Lors d'une réunion du "Conseil national pour la défense de la souveraineté et de la paix" avec des membres du corps diplomatique à Caracas, Rodriguez a déclaré à la télévision officielle vénézuélienne : "Le décret concernant la déclaration de l'état d'urgence vise à défendre l'intégrité du territoire de notre république, sa souveraineté, son indépendance et ses intérêts stratégiques vitaux."
Elle a expliqué que le décret entrerait en vigueur immédiatement si "les forces armées américaines osaient lancer une agression contre le Venezuela", notant que le document accorde au président des pouvoirs extraordinaires — conformément à la constitution — pour mobiliser les Forces armées nationales bolivariennes à travers le pays et imposer un contrôle militaire sur les infrastructures, les services publics et les secteurs tels que le pétrole, le gaz et d'autres industries.

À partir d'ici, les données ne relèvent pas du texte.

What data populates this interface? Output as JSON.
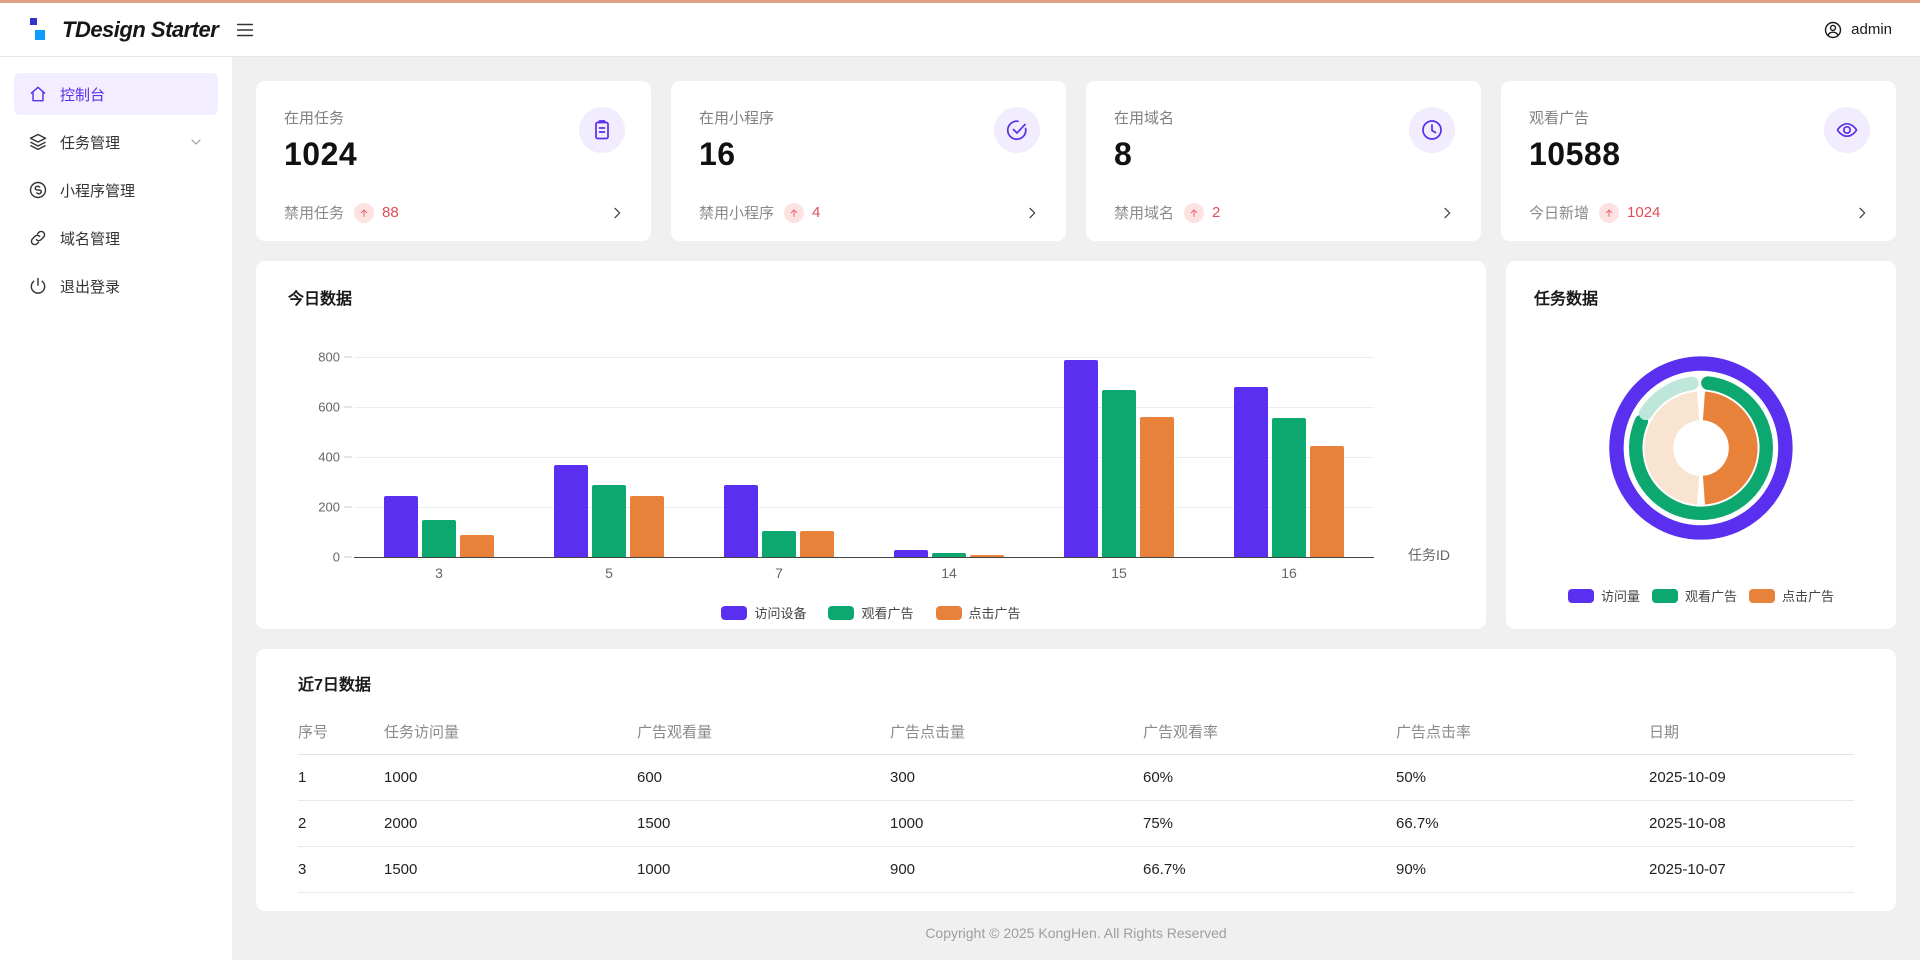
{
  "theme": {
    "top_strip": "#dfa088",
    "brand_purple": "#5a2fe8",
    "active_bg": "#f3eeff",
    "error_red": "#e34d59",
    "chart_purple": "#5b2ff0",
    "chart_green": "#0ca870",
    "chart_orange": "#e8813a",
    "chart_mint": "#bfe6da",
    "chart_peach": "#f8e4d1"
  },
  "header": {
    "logo_text": "TDesign Starter",
    "username": "admin"
  },
  "sidebar": {
    "items": [
      {
        "name": "console",
        "label": "控制台",
        "icon": "dashboard-icon",
        "active": true,
        "chevron": false
      },
      {
        "name": "task-management",
        "label": "任务管理",
        "icon": "layers-icon",
        "active": false,
        "chevron": true
      },
      {
        "name": "miniprogram-management",
        "label": "小程序管理",
        "icon": "miniprogram-icon",
        "active": false,
        "chevron": false
      },
      {
        "name": "domain-management",
        "label": "域名管理",
        "icon": "link-icon",
        "active": false,
        "chevron": false
      },
      {
        "name": "logout",
        "label": "退出登录",
        "icon": "power-icon",
        "active": false,
        "chevron": false
      }
    ]
  },
  "stat_cards": [
    {
      "name": "active-tasks",
      "label": "在用任务",
      "value": "1024",
      "sub_label": "禁用任务",
      "trend_value": "88",
      "icon": "clipboard-icon"
    },
    {
      "name": "active-miniprograms",
      "label": "在用小程序",
      "value": "16",
      "sub_label": "禁用小程序",
      "trend_value": "4",
      "icon": "check-circle-icon"
    },
    {
      "name": "active-domains",
      "label": "在用域名",
      "value": "8",
      "sub_label": "禁用域名",
      "trend_value": "2",
      "icon": "clock-icon"
    },
    {
      "name": "ad-views",
      "label": "观看广告",
      "value": "10588",
      "sub_label": "今日新增",
      "trend_value": "1024",
      "icon": "eye-icon"
    }
  ],
  "chart_data": [
    {
      "id": "today_bar",
      "type": "bar",
      "title": "今日数据",
      "categories": [
        "3",
        "5",
        "7",
        "14",
        "15",
        "16"
      ],
      "series": [
        {
          "name": "访问设备",
          "color": "#5b2ff0",
          "values": [
            245,
            370,
            290,
            30,
            790,
            680
          ]
        },
        {
          "name": "观看广告",
          "color": "#0ca870",
          "values": [
            150,
            290,
            105,
            15,
            670,
            555
          ]
        },
        {
          "name": "点击广告",
          "color": "#e8813a",
          "values": [
            90,
            245,
            105,
            10,
            560,
            445
          ]
        }
      ],
      "xlabel": "任务ID",
      "ylim": [
        0,
        800
      ],
      "yticks": [
        0,
        200,
        400,
        600,
        800
      ],
      "grid": true,
      "legend_position": "bottom"
    },
    {
      "id": "task_donut",
      "type": "donut",
      "title": "任务数据",
      "legend": [
        {
          "label": "访问量",
          "color": "#5b2ff0"
        },
        {
          "label": "观看广告",
          "color": "#0ca870"
        },
        {
          "label": "点击广告",
          "color": "#e8813a"
        }
      ],
      "rings": [
        {
          "name": "访问量",
          "radius": 88,
          "width": 15,
          "cap": "round",
          "segments": [
            {
              "label": "访问量",
              "color": "#5b2ff0",
              "start": 0,
              "end": 359.9
            }
          ]
        },
        {
          "name": "观看广告",
          "radius": 68,
          "width": 14,
          "cap": "round",
          "segments": [
            {
              "label": "观看广告",
              "color": "#0ca870",
              "start": 6,
              "end": 294
            },
            {
              "label": "观看广告-浅色",
              "color": "#bfe6da",
              "start": 302,
              "end": 352
            }
          ]
        },
        {
          "name": "点击广告",
          "radius": 44,
          "width": 30,
          "cap": "butt",
          "segments": [
            {
              "label": "点击广告",
              "color": "#e8813a",
              "start": 4,
              "end": 176
            },
            {
              "label": "点击广告-浅色",
              "color": "#f8e4d1",
              "start": 184,
              "end": 356
            }
          ]
        }
      ]
    }
  ],
  "table": {
    "title": "近7日数据",
    "columns": [
      "序号",
      "任务访问量",
      "广告观看量",
      "广告点击量",
      "广告观看率",
      "广告点击率",
      "日期"
    ],
    "rows": [
      [
        "1",
        "1000",
        "600",
        "300",
        "60%",
        "50%",
        "2025-10-09"
      ],
      [
        "2",
        "2000",
        "1500",
        "1000",
        "75%",
        "66.7%",
        "2025-10-08"
      ],
      [
        "3",
        "1500",
        "1000",
        "900",
        "66.7%",
        "90%",
        "2025-10-07"
      ]
    ]
  },
  "footer": {
    "copyright": "Copyright © 2025 KongHen. All Rights Reserved"
  }
}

Les plans d'urgence comprennent la protection de la population, la convocation des forces de défense populaire et de réserve, ainsi que la sécurisation des frontières terrestres, maritimes et aériennes.

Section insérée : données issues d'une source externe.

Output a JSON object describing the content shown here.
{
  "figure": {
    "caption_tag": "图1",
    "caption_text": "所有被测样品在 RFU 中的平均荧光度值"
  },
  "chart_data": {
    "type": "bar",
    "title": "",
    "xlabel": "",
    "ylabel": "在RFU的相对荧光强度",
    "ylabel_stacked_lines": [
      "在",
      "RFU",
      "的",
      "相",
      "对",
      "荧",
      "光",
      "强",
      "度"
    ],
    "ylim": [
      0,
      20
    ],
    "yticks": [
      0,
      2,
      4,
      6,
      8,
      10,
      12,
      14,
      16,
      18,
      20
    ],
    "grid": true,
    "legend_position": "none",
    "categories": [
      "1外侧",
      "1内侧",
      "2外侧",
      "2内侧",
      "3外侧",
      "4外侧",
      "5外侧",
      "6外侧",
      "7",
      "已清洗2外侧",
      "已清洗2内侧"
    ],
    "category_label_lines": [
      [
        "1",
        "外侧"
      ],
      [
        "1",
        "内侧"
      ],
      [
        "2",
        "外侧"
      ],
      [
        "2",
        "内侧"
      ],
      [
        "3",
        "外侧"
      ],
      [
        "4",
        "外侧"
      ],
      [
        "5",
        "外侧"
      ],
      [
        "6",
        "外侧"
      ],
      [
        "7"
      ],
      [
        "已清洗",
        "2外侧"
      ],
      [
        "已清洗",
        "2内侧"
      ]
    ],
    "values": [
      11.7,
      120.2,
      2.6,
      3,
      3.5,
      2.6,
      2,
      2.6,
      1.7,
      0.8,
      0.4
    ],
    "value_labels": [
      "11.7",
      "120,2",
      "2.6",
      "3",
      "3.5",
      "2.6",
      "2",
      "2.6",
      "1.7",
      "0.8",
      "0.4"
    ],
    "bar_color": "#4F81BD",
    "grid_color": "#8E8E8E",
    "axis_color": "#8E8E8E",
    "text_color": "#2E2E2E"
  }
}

Rodriguez a accusé les États-Unis de "chercher à s'emparer des ressources naturelles du Venezuela, en particulier de ses vastes réserves pétrolières", ajoutant : "Les États-Unis imposent des mesures coercitives unilatérales aux principaux pays producteurs de pétrole, mais le Venezuela a montré sa force et sa cohésion pour défendre la nation, faire face aux pressions et maintenir sa souveraineté."
La semaine dernière, l'administration américaine a rejeté une lettre du président Maduro à son homologue Donald Trump, l'invitant à des pourparlers pour apaiser les tensions entre les deux pays.
Dans la lettre, Maduro a nié les allégations de Washington selon lesquelles son pays jouerait un rôle clé dans le trafic de drogue. Il a expliqué que seulement cinq pour cent des drogues produites en Colombie sont trafiquées via le Venezuela, et que les autorités vénézuéliennes ont déjoué et détruit 70 % d'entre elles.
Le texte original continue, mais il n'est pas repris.